As I felt the paper-thin fabric, I felt the same fear that Jonathan Ellsworth had upon first inspecting his Gore-Tex Pro Shell Enzo Jacket: “I’m going to destroy this thing in one run.”
But after rereading Jonathan’s review (which includes a Pro Shell analysis by BLISTER outerwear expert Sam Shaheen), I felt a lot more confident. (And if you haven’t read Sam’s Outerwear 101 piece, you should. It’s my favorite BLISTER article.)
Fit / Sizing
Patagonia labels the PowSlayer with a “relaxed” fit—not surprising, given its team-driven design process, which includes a crowd where tight, athletic fits are largely unpopular. Generally speaking, the sizing and fit were very similar to jackets from brands like Sessions, Analog, and Burton.
I’m 6’2” and pretty lanky, and often have issues with the arm length of jackets. But not so with the PowSlayer, where an XL gave me a great fit. My only tiff would be that it’s a little wide in the waist, though that is easily fixed with a quick cinch of the adjustable Touch Point waist cord (more on that below).
The powderskirt, however, closes with only one button, and therefore has only one size, which is several inches too large for my 160-pound frame and 31-inch waist.
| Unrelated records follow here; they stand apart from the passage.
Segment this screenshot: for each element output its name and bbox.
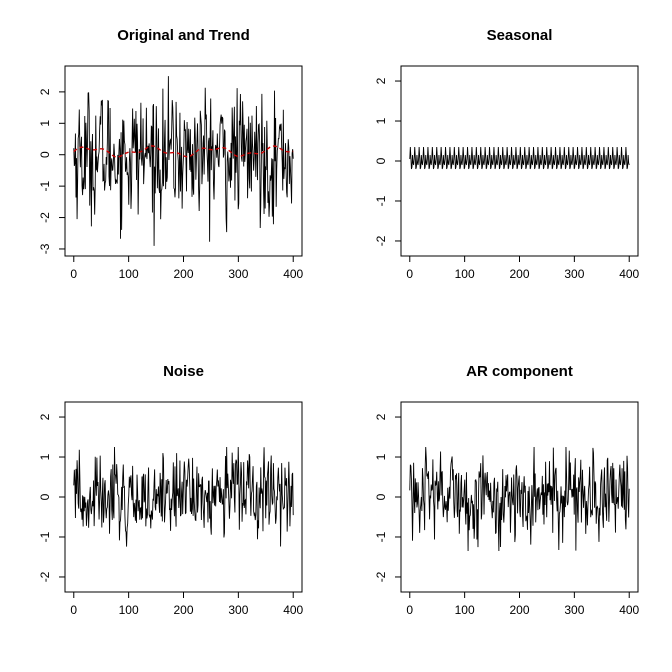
y-tick-label: -2 [374,571,388,582]
y-tick-label: -1 [374,195,388,206]
x-tick-label: 200 [173,603,193,617]
y-tick-label: 2 [374,413,388,420]
x-tick-label: 300 [228,603,248,617]
y-tick-label: 1 [38,120,52,127]
chart-title: AR component [466,363,573,380]
y-tick-label: -1 [38,531,52,542]
x-tick-label: 300 [564,267,584,281]
y-tick-label: 2 [38,413,52,420]
y-tick-label: 0 [374,493,388,500]
series-line [409,446,630,551]
x-tick-label: 400 [283,267,303,281]
series-line [73,76,294,246]
x-tick-label: 400 [283,603,303,617]
series-line [73,145,294,158]
x-tick-label: 400 [619,603,639,617]
y-tick-label: 0 [38,493,52,500]
x-tick-label: 100 [119,267,139,281]
y-tick-label: -3 [38,243,52,254]
x-tick-label: 100 [455,267,475,281]
x-tick-label: 200 [509,267,529,281]
chart-panel-4: AR component 0 100 200 300 400 -2 -1 0 1 2 [374,363,640,617]
series-line [73,447,294,547]
x-tick-label: 400 [619,267,639,281]
x-tick-label: 200 [509,603,529,617]
chart-title: Original and Trend [117,27,250,44]
y-tick-label: -2 [374,235,388,246]
y-tick-label: 0 [38,151,52,158]
x-tick-label: 300 [228,267,248,281]
y-tick-label: -1 [38,180,52,191]
chart-panel-3: Noise 0 100 200 300 400 -2 -1 0 1 2 [38,363,304,617]
x-tick-label: 0 [70,603,77,617]
series-line [409,146,630,170]
y-tick-label: 2 [374,77,388,84]
y-tick-label: 1 [374,453,388,460]
x-tick-label: 200 [173,267,193,281]
y-tick-label: 1 [38,453,52,460]
y-tick-label: -1 [374,531,388,542]
chart-panel-1: Original and Trend 0 100 200 300 400 -3 -2 -1 0 1 2 [38,27,304,281]
y-tick-label: -2 [38,571,52,582]
y-tick-label: -2 [38,212,52,223]
x-tick-label: 0 [70,267,77,281]
x-tick-label: 300 [564,603,584,617]
x-tick-label: 0 [406,603,413,617]
x-tick-label: 0 [406,267,413,281]
y-tick-label: 1 [374,117,388,124]
y-tick-label: 2 [38,88,52,95]
chart-title: Noise [163,363,204,380]
x-tick-label: 100 [119,603,139,617]
chart-title: Seasonal [487,27,553,44]
x-tick-label: 100 [455,603,475,617]
y-tick-label: 0 [374,157,388,164]
chart-panel-2: Seasonal 0 100 200 300 400 -2 -1 0 1 2 [374,27,640,281]
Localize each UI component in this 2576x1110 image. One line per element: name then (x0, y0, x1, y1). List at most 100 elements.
Had I not been wearing bib pants with the PowSlayer jacket, I’m sure this lack of adjustability and extra space would have been an issue on pow days.
Patagonia says this single-button design was to reduce weight and bulking in the front, but I’ve never had an issue in the past with bulk in any adjustable powder skirts, and I don’t think adding one or two buttons would raise the weight exorbitantly. If anything, I think it would increase the functionality for a broader range of users.
The powderskirt is made of an extremely lightweight material and has a one-button loop interface on the back that is designed with Patagonia pants in mind; the interface was easy to use with my PowSlayer Bib Pants.
Powderskirt sizing aside, the relaxed fit and lightweight material of the PowSlayer allowed for a great deal of mobility. Basically, the PowSlayer jacket is the kind of jacket you practically forget that you’re wearing.